The Uncertain Road Ahead for Culture in New York City
By Michelle Coffey, Kerry McCarthy, and Michele Kumi Baer of the New York City Cultural Agenda Fund in The New York Community Trust
This piece originally appeared on Huffington Post and is reposted with permission.
With the unveiling of CreateNYC, New York City joins Austin, Boston, Chicago, Denver, Louisville, and Madison as American cities with cultural plans. The New York plan is meant to be a powerful tool to, as it says, make sure “culture is for everyone.”
We had hoped that CreateNYC would not just propose strategies to follow this pledge but also commit to carrying them out. On the second point, the city falls short.
Thanks to the hard work of cultural advocates, community organizers, and the Department of Cultural Affairs staff, more than 188,000 New Yorkers participated in this unprecedented cultural planning process.
While CreateNYC identifies important efforts—such as increasing language access and improving energy efficiency in arts buildings—it is not clear how an overwhelming majority of the plan’s 50 strategies will be put into action. Indeed, turning these plans into reality has proven to be the greatest challenge in other cities with cultural plans.
That being said, the plan includes some good action steps. For starters, the city will provide cultural groups with funding and expertise to make theaters and other buildings more energy efficient—reducing costs and helping the city meet its goal of reducing greenhouse gas emissions by 80 percent by 2050.
In a city where only half of the population speaks English at home, the plan commits funding for more translation services, including American Sign Language, and includes real steps to increase languages represented on review panels and in application materials for potential city grant recipients.
CUNY’s Center for Urban Research, supported by the New York City Cultural Agenda Fund in The New York Community Trust, found that across the five boroughs the percentage of English-language learners in any given school correlated more strongly with lower levels of arts education than other likely factors, including poverty rates. The planners were wise to include strategies to enhance arts education for English-language learners.

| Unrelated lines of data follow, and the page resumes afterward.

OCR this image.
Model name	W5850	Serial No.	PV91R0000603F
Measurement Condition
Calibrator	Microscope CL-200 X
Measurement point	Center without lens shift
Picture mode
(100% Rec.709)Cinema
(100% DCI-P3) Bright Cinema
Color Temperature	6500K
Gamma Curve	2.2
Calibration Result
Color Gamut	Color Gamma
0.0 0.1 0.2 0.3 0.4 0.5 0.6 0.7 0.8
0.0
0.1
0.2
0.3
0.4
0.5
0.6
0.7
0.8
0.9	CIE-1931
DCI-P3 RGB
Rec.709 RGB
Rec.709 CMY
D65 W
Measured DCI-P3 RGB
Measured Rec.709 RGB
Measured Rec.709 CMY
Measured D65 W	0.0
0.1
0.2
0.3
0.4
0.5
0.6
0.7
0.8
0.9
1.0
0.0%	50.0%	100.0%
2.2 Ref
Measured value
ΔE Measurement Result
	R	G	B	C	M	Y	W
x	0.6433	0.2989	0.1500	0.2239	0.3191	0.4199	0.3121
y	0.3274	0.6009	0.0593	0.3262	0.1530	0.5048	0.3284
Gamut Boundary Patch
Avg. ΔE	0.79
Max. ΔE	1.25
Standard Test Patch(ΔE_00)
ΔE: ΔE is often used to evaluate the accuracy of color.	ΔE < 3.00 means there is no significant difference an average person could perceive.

And yet the plan doesn’t really address how most of its strategies will be funded or how they will be refined, tracked, or evaluated. This lack of specificity means much will be left to interpretation and negotiation in the coming years. How, if at all, will the city and mayor be held accountable to promises made during an election year? How much will the plan cost, and where is the money coming from? Will the city involve residents in refining the more vague strategies in the plan, like the “new efforts” it mentions will target underrepresented groups?

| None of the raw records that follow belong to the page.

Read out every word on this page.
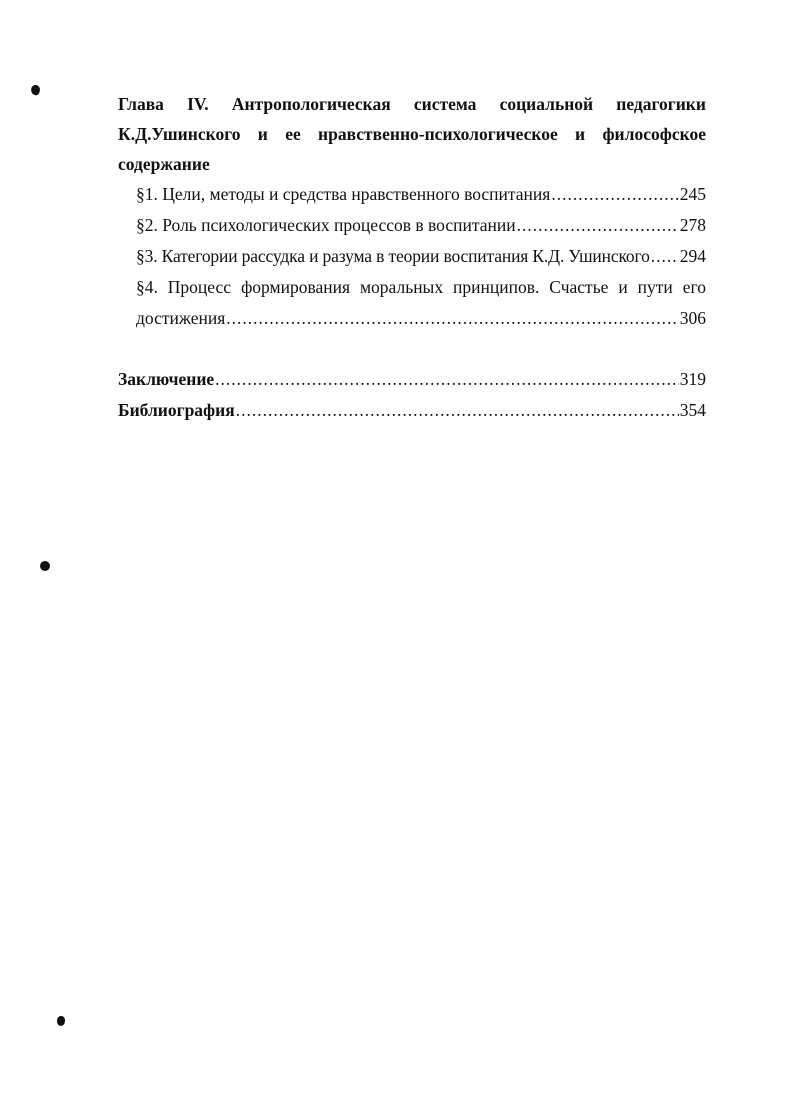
Глава IV. Антропологическая система социальной педагогики
К.Д.Ушинского и ее нравственно-психологическое и философское
содержание
§1. Цели, методы и средства нравственного воспитания .....	245
§2. Роль психологических процессов в воспитании .....	278
§3. Категории рассудка и разума в теории воспитания К.Д. Ушинского ..... 294
§4. Процесс формирования моральных принципов. Счастье и пути его
достижения .....	306
Заключение .....	319
Библиография .....	354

At the Cultural Agenda Fund, we understand that this plan could be a potentially powerful tool for equity in the arts. Our grants focus on building a local movement for equity (see our recent grant to Race Forward), and that’s why we funded ten nonprofits that advocated for more equitable cultural policy in the plan.
We want to know how the plan’s equity goals will materialize. How much money will be available for historically under-resourced groups in the city’s budget? What is the equitable allocation of funding to these groups, given that a majority of the Department of Cultural Affairs’ budget currently pays the operating and energy costs of just 33 institutions? How will decisions be made about allocating equity-oriented funding among groups with missions relevant to equity, given stated interests in addressing racism, ableism, ageism, and xenophobia?
And what about arts education, which was the most popular issue among New Yorkers who weighed in on the plan? CreateNYC provides no clarity on how Mayor de Blasio will keep a 2013 campaign promise on this topic. When asked if he would bring arts education to every school in the city, candidate de Blasio said, “The law is the law; it’s not optional.” While the city has made admirable strides since Comptroller Stringer’s 2014 report, many public school students still do not receive the arts education they are entitled to by state law. Focusing on target populations—the plan has important strategies directed at English-language learners and students with disabilities—will only get us so far.
CreateNYC has started the journey, but what roads will our city travel as a result of the cultural plan? The city should produce a clear work plan that provides the accountability and specificity lacking in the document released on July 19. Equally important is that we New Yorkers who care about and advocate for arts and culture remain civically engaged and work to ensure a true and equitable activation of CreateNYC. That’s how we’ll know if the rubber meets the road—or not.